I’ve been thinking a lot about people and their imperfections. Instead of a cautious tell this time, I am asking a question.
At what point do we draw the Flaw Line?
Everyone has a Flaw Line, it’s that line where someone’s flaws just become too much and you can’t handle them anymore. Where does that line get drawn? Are we supposed to accept people and all of their flaws, physical and emotional?
I know we all have different lines at varying degrees. Some people can handle a lot of flaws (they like the fixer-uppers), and there are those that have to have perfection in the form of a person (they want a finished product and in my experience are often the dreaded serial dater). With Coyote I have drawn my line.
Here are is the list of flaws with Coyote, can you guess where I drew the line?:He occasionally smokes (when he is with me he vapes which is fine)
- He smokes (he vapes around me which is fine).
- He occasionally dips (so far he has only done this once in front of me).
- PTSD from serving over seas.
- He is a very bad communicator.
Can you guess my line?
Number four is where I draw the line.
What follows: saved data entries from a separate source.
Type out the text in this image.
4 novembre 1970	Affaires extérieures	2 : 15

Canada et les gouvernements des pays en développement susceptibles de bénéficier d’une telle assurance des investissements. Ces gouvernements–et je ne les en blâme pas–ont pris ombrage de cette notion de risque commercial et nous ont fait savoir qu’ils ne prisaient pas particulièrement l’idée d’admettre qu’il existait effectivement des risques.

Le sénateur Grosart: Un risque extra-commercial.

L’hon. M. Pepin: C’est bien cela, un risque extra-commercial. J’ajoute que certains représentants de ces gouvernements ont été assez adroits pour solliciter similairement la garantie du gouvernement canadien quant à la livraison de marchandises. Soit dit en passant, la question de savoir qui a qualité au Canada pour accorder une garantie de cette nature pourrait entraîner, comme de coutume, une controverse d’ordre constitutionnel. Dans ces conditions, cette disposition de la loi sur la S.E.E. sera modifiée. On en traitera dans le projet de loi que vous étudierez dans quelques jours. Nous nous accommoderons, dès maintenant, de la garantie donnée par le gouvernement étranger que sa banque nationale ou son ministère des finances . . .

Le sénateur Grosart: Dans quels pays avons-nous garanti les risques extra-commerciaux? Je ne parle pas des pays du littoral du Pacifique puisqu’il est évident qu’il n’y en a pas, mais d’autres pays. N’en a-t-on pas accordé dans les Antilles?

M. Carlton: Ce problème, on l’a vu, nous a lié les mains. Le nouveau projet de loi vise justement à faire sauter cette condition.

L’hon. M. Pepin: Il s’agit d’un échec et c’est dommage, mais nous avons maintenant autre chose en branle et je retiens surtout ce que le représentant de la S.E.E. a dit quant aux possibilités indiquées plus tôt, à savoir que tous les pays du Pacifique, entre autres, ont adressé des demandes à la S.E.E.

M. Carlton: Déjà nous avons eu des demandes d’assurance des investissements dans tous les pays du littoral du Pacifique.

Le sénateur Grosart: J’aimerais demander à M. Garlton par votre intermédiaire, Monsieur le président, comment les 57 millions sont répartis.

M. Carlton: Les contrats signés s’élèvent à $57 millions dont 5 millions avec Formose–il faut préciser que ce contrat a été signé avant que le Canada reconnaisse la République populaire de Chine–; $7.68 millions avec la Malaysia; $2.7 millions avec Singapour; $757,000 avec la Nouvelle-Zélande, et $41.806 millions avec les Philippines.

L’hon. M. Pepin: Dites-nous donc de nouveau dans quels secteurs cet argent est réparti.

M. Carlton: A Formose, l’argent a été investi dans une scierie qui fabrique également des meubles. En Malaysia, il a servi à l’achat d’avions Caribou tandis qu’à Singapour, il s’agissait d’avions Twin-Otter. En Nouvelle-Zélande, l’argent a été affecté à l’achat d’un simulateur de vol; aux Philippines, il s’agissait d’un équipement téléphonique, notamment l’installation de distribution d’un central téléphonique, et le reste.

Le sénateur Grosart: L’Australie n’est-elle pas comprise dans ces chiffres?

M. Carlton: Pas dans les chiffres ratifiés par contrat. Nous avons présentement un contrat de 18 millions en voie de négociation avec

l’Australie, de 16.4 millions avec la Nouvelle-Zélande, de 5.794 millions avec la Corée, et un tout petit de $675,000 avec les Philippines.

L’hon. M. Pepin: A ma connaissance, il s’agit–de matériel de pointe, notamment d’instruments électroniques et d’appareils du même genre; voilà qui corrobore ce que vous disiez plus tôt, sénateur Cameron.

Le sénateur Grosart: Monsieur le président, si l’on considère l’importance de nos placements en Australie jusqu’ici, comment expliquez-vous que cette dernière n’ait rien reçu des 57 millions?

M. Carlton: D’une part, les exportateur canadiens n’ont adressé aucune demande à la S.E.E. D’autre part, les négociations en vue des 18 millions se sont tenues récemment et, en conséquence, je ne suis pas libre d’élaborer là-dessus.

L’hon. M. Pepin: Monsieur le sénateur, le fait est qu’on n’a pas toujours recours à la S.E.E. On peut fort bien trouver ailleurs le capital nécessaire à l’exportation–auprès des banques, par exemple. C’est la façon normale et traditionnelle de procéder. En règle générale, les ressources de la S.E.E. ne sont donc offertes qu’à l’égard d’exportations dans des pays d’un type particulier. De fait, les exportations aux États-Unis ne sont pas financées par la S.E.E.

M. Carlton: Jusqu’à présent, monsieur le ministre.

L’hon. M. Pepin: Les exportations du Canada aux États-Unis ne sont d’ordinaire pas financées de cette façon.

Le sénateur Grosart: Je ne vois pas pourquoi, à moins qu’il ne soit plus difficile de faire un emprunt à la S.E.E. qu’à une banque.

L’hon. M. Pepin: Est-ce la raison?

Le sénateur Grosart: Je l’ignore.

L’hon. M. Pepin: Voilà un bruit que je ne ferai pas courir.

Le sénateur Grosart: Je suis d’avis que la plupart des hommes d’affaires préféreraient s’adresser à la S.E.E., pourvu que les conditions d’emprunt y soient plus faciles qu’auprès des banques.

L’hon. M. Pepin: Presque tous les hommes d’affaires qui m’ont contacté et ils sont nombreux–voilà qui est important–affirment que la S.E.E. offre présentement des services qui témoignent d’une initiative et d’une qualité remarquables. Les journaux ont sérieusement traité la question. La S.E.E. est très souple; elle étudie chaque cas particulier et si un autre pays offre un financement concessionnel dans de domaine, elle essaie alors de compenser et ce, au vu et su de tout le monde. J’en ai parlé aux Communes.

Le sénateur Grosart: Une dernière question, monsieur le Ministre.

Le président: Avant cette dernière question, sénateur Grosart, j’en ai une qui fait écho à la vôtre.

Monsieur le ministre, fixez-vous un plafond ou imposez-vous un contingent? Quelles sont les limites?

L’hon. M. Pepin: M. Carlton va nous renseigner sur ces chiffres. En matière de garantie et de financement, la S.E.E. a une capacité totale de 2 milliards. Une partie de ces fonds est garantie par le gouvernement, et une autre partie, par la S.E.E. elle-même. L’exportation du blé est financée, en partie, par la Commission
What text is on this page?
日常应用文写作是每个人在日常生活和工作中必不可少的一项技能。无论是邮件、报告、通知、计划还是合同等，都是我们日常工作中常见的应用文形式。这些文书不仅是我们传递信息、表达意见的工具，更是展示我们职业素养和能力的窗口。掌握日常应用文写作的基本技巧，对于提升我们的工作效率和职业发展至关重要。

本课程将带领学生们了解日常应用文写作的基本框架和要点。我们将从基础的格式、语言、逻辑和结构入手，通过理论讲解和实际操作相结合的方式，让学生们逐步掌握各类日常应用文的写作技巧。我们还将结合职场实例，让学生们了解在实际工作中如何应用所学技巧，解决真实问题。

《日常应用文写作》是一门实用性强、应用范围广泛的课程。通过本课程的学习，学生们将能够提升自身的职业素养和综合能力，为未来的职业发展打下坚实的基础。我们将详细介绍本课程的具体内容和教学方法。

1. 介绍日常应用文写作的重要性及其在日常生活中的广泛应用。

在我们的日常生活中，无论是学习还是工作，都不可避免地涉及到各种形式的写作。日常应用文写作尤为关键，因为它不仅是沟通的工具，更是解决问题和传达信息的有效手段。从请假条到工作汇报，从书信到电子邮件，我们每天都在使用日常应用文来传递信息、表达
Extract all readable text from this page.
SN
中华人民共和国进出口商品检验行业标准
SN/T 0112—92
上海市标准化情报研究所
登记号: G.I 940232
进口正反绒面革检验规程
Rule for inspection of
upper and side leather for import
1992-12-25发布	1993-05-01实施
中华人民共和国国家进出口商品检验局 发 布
I need some type of communication beyond the physical. When we are together, BOOM, BANG, WHIZ Z!! Fireworks!! When we are apart, it’s radio silence until the day of our next meeting. We hold little to no conversations during the week and when we do they are brief because he has just gotten off from work and is about to fall asleep. I know he is busy, but is it too much to ask to send me as “thinking of you snap” or “miss you Facebook message”?
I understand that no one is perfect. No relationship is easy due to people’s imperfections. He has communication problems, I have anxiety and trust issues, my ex-turned friend (I really need to give him a name) has commitment issues. I get it, we all have problems that make a relationship hard work. But I think we need to be allowed a little wiggle room. If we try to ignore the problem or apply Elmer’s Glue, it’s going to fall apart all over again.
This weekend, during date number six, I will have a talk with Mr.Coyote the Imperfect. I am hoping we can find a glue stronger the Elmer’s to hold this new relationship together.
If not.I have a summer to work, volunteer, and get my young adult life ready for my senior year of college.